Circumcision prevents urinary tract infection

July 29, 2005

NEW YORK (Reuters Health) – The results of a new report
confirm that circumcision reduces the risk of urinary tract
infection — but the authors estimate that more than 100 boys
need to be circumcised to prevent one infection.

The authors recommend circumcision only for boys at high
risk of urinary tract infection, but this view is not
universally held, commentators suggest.

A reduced rate of urinary tract infection is the most
frequently cited benefit of circumcision, Dr. Jonathan Craig
and his team at the Children’s Hospital at Westmead in Sydney,
Australia, note in their report, published in the Archives of
Disease in Childhood.

To further investigate, they searched databases to identify
studies published between 1987 and 2001 that reported on
circumcision and urinary tract outcomes. Their review included
12 articles documenting outcomes for approximately 403,000
children and 1953 episodes of urinary tract infection. Maximum
follow-up was 3 years.

Circumcision was associated with a significantly reduced
risk of urinary tract infection, a “substantial reduction,” the
authors note. They calculate that “the number-needed-to-treat
to prevent one urinary tract infection is 111″ in normal boys.
Also, they add, circumcision is associated with a 2 percent to
10 percent complication rate.

Craig and colleagues estimate that the risk of urinary
tract infection is 1 percent in normal boys, 10 percent in boys
with a history of urinary tract infection, and 30 percent in
boys with high-grade reflux of the bladder and ureter.

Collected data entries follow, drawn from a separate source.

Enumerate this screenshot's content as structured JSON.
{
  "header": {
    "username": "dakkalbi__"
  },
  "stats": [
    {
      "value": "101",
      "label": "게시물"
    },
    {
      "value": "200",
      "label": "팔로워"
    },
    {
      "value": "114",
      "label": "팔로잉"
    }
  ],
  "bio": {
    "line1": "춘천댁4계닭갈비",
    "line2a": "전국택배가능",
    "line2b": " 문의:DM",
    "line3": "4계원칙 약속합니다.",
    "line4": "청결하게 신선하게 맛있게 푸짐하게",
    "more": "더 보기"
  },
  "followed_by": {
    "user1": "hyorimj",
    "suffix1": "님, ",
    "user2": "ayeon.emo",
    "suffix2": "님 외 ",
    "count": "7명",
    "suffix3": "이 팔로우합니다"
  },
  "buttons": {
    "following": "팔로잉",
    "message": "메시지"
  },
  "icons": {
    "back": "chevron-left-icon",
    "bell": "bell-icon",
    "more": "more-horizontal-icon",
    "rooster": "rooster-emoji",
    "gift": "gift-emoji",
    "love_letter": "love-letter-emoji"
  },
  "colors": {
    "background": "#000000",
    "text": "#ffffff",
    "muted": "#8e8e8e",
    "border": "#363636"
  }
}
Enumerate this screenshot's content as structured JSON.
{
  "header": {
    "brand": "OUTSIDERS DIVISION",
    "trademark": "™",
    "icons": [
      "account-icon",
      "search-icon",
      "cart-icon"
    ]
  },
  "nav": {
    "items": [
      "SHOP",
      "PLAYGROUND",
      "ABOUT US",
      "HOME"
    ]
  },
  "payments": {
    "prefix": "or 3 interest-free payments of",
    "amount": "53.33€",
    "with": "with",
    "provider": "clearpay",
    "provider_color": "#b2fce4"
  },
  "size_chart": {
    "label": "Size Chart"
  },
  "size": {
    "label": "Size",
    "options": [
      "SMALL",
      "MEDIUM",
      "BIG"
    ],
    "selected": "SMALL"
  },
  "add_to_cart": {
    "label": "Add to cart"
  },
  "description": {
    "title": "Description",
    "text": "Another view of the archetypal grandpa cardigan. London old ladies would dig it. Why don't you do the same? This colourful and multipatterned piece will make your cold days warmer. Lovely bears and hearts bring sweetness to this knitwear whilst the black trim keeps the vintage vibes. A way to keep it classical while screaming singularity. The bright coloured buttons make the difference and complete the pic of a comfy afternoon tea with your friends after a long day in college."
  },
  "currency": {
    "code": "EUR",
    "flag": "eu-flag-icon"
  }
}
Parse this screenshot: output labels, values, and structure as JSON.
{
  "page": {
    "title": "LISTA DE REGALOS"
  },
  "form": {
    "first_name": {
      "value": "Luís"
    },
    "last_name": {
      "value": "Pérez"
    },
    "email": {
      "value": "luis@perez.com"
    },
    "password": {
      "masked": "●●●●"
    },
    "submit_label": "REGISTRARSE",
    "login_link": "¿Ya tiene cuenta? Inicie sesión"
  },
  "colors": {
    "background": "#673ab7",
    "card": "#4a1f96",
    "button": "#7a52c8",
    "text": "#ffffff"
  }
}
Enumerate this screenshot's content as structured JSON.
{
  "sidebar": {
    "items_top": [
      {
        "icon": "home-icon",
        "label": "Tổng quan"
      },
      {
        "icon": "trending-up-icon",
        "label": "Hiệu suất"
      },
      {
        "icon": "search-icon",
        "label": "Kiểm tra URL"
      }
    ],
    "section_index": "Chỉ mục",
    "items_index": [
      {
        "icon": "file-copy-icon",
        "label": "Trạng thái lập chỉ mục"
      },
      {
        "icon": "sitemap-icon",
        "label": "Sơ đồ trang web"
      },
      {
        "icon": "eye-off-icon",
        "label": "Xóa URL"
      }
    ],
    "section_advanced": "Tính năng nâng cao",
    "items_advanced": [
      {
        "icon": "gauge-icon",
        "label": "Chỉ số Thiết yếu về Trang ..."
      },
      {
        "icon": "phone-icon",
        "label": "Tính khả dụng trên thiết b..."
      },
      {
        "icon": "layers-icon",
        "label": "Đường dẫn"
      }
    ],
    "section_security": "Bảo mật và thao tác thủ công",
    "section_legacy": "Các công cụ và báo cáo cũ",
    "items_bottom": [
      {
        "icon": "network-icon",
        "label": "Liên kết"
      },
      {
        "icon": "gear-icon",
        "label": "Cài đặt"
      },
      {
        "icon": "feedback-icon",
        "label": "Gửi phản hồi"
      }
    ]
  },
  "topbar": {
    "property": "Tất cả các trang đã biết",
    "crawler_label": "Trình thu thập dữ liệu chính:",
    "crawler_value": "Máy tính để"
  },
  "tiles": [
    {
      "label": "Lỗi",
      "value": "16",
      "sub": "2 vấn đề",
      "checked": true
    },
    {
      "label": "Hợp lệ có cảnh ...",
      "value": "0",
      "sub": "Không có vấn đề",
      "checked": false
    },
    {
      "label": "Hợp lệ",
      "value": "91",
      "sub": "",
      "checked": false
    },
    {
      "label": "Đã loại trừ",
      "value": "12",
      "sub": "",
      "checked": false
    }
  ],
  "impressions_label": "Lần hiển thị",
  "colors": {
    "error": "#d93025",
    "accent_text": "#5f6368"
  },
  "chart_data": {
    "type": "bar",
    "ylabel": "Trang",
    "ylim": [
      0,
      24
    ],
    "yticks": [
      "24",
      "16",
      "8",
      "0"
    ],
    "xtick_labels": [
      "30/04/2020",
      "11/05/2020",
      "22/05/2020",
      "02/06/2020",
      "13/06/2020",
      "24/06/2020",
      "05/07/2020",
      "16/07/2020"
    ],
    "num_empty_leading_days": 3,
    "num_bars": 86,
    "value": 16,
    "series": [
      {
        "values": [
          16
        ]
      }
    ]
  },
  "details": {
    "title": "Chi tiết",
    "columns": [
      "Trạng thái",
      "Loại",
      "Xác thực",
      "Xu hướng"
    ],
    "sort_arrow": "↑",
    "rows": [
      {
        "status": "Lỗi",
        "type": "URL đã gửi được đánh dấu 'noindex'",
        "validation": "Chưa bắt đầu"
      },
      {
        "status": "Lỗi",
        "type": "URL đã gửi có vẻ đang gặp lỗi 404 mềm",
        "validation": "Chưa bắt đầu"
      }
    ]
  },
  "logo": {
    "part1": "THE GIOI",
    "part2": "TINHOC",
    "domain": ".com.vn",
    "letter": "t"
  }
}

They recommend that circumcision be considered for boys
with a history of urinary tract infection or high-grade bladder
and ureter reflux, because the “benefit outweighs the risk of
complications in these cases.”

Reflecting a “North American view,” Dr. Edgar J. Schoen,
from Kaiser Permanente Medical Center in Oakland, California,
suggests in a related commentary that the researchers’
interpretation of their findings is flawed.

For example, he notes, circumcision is ideally performed in
newborns, where the complication rate is approximately 0.2
percent to 0.6 percent. He also advocates its use because of
other health benefits, such as prevention of penile cancer,
some sexually transmitted diseases and HIV.

But in a second commentary giving a “European view,” Dr.
Padraig S. J. Malone, from Southampton University Hospitals NHS
Trust in the UK, remarks that “it is doubtful that a
cost-benefit analysis could ever justify routine circumcision”
to prevent urinary tract infections. He does, however,
recommend further studies to examine the benefit of routine
circumcision in preventing kidney scarring.